Eddie Rogers at the tekWorx booth.


Smardt claims to be the #1 manufacturer in oil-free centrifugal chillers. They have long seen energy and water optimization, of industrial and commercial chiller systems as the next frontier. CEO and Founder Roger Richmond-Smith was well ahead of his time when he launched Smardt in 1992 and developed the Turbocor Compressor (the first oil-free magnetic bearing refrigeration compressor). Now a division of Danfoss, Richmond-Smith remains directly involved. The Smardt booth featured Smardt S-Class Solar Integrated Chillers rated for 100 to 450 tons. A patent pending design, their product literature claims ROIs of less than 2 years, lower noise levels and a durable 20 year PV warranty.

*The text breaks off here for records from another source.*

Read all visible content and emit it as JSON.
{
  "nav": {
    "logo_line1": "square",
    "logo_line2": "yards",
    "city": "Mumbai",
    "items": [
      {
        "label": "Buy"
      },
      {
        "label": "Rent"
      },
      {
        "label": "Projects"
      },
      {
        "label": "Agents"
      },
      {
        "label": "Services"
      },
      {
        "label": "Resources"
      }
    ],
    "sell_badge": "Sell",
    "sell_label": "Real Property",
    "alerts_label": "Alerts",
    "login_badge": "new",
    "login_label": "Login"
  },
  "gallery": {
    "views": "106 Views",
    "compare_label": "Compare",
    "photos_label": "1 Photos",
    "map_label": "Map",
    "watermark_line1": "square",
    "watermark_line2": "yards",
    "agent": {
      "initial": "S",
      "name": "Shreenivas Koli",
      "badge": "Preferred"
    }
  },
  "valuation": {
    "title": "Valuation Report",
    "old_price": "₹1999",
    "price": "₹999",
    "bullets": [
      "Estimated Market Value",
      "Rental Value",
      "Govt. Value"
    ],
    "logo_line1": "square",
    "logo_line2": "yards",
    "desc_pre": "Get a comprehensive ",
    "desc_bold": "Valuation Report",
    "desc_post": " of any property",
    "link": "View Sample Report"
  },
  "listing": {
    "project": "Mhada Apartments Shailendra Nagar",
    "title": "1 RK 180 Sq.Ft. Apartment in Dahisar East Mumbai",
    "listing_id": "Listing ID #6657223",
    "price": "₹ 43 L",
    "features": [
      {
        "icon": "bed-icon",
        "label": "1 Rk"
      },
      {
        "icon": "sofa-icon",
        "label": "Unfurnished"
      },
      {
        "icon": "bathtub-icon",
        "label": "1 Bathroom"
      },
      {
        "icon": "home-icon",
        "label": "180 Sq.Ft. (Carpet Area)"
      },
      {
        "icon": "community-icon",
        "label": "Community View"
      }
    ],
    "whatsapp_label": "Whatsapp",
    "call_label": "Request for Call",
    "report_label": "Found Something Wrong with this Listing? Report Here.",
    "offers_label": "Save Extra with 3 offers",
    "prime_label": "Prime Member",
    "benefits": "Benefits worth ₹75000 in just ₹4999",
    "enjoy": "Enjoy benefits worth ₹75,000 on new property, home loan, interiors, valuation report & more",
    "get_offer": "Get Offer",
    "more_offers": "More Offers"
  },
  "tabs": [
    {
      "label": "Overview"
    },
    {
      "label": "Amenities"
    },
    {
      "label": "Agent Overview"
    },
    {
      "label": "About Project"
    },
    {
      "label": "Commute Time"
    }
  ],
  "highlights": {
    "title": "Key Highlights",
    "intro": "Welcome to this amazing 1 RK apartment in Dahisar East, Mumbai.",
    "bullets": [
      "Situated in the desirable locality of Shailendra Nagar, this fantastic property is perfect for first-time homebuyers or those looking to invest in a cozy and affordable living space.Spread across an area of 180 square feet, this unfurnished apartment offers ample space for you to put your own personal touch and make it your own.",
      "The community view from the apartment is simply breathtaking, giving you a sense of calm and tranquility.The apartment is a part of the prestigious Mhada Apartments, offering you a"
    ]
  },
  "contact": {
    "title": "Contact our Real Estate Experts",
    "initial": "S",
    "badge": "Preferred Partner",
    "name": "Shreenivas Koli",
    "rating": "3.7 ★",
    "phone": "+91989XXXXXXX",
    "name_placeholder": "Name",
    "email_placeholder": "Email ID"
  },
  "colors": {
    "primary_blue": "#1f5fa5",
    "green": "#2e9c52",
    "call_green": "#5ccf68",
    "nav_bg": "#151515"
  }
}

Mounted on rooftops, the idea of integrating solar into large chillers is very interesting to improve chiller efficiencies.



Joseph Bissi and Caleb Jones (Kiltech) at the Smardt booth.


Kiltech offers a Central Plant Energy Control System (CPECS) to control and optimize the performance of multiple chillers. Closely aligned with Smardt and with many team members involved with the development of the Turbocore compressor, the basis of CPECS is an optimization logic created to sequence anywhere from 2 to 8 variable speed refrigeration compressors installed on a single chiller. According to their literature, CPECS utilizes Continual Feedback Loops and Advanced control algorithms to provide real time and predictive data processing that analyzes the historical data, load profiles of the building, climate data and the manufacture's equipment performance models to provide automatic modulation of control levels to all VFD's. CPECS logic provides the maximum level of system performance while respecting chiller, tower, building flow and temperature limits.

Chiller & Cooling Best Practices Magazine hosted a WEEC Conference Session on September 23rd titled “Best Practices in Chiller and Cooling Systems.” An original title, I know. Even though it was held the last morning of the show, it was very well attended! I’d like to thank our speakers for making the time and for presenting:

  • Roger Richmond-Smith, Chairman and CEO, Smardt: “New Levels of Chiller Plant Energy Efficiency attained by Remote Monitoring, Chiller Plant Optimization and Continuous Commissioning.”
  • Adam Medaugh, Director Centrifugal Chiller Products, Daikin Applied: “Refrigerants: Where are we Headed in North America?”
  • Howard Kielar, Engineering and Technical Services Manager, MTA-USA: “Designing Free-Cooling Chillers to Maximize Efficiency.”
  • Davide Peter Ross, Dirctor Audits and Research, Pangolin Associates: “Chiller Savings Using Automatic Tube-Cleaning Systems.”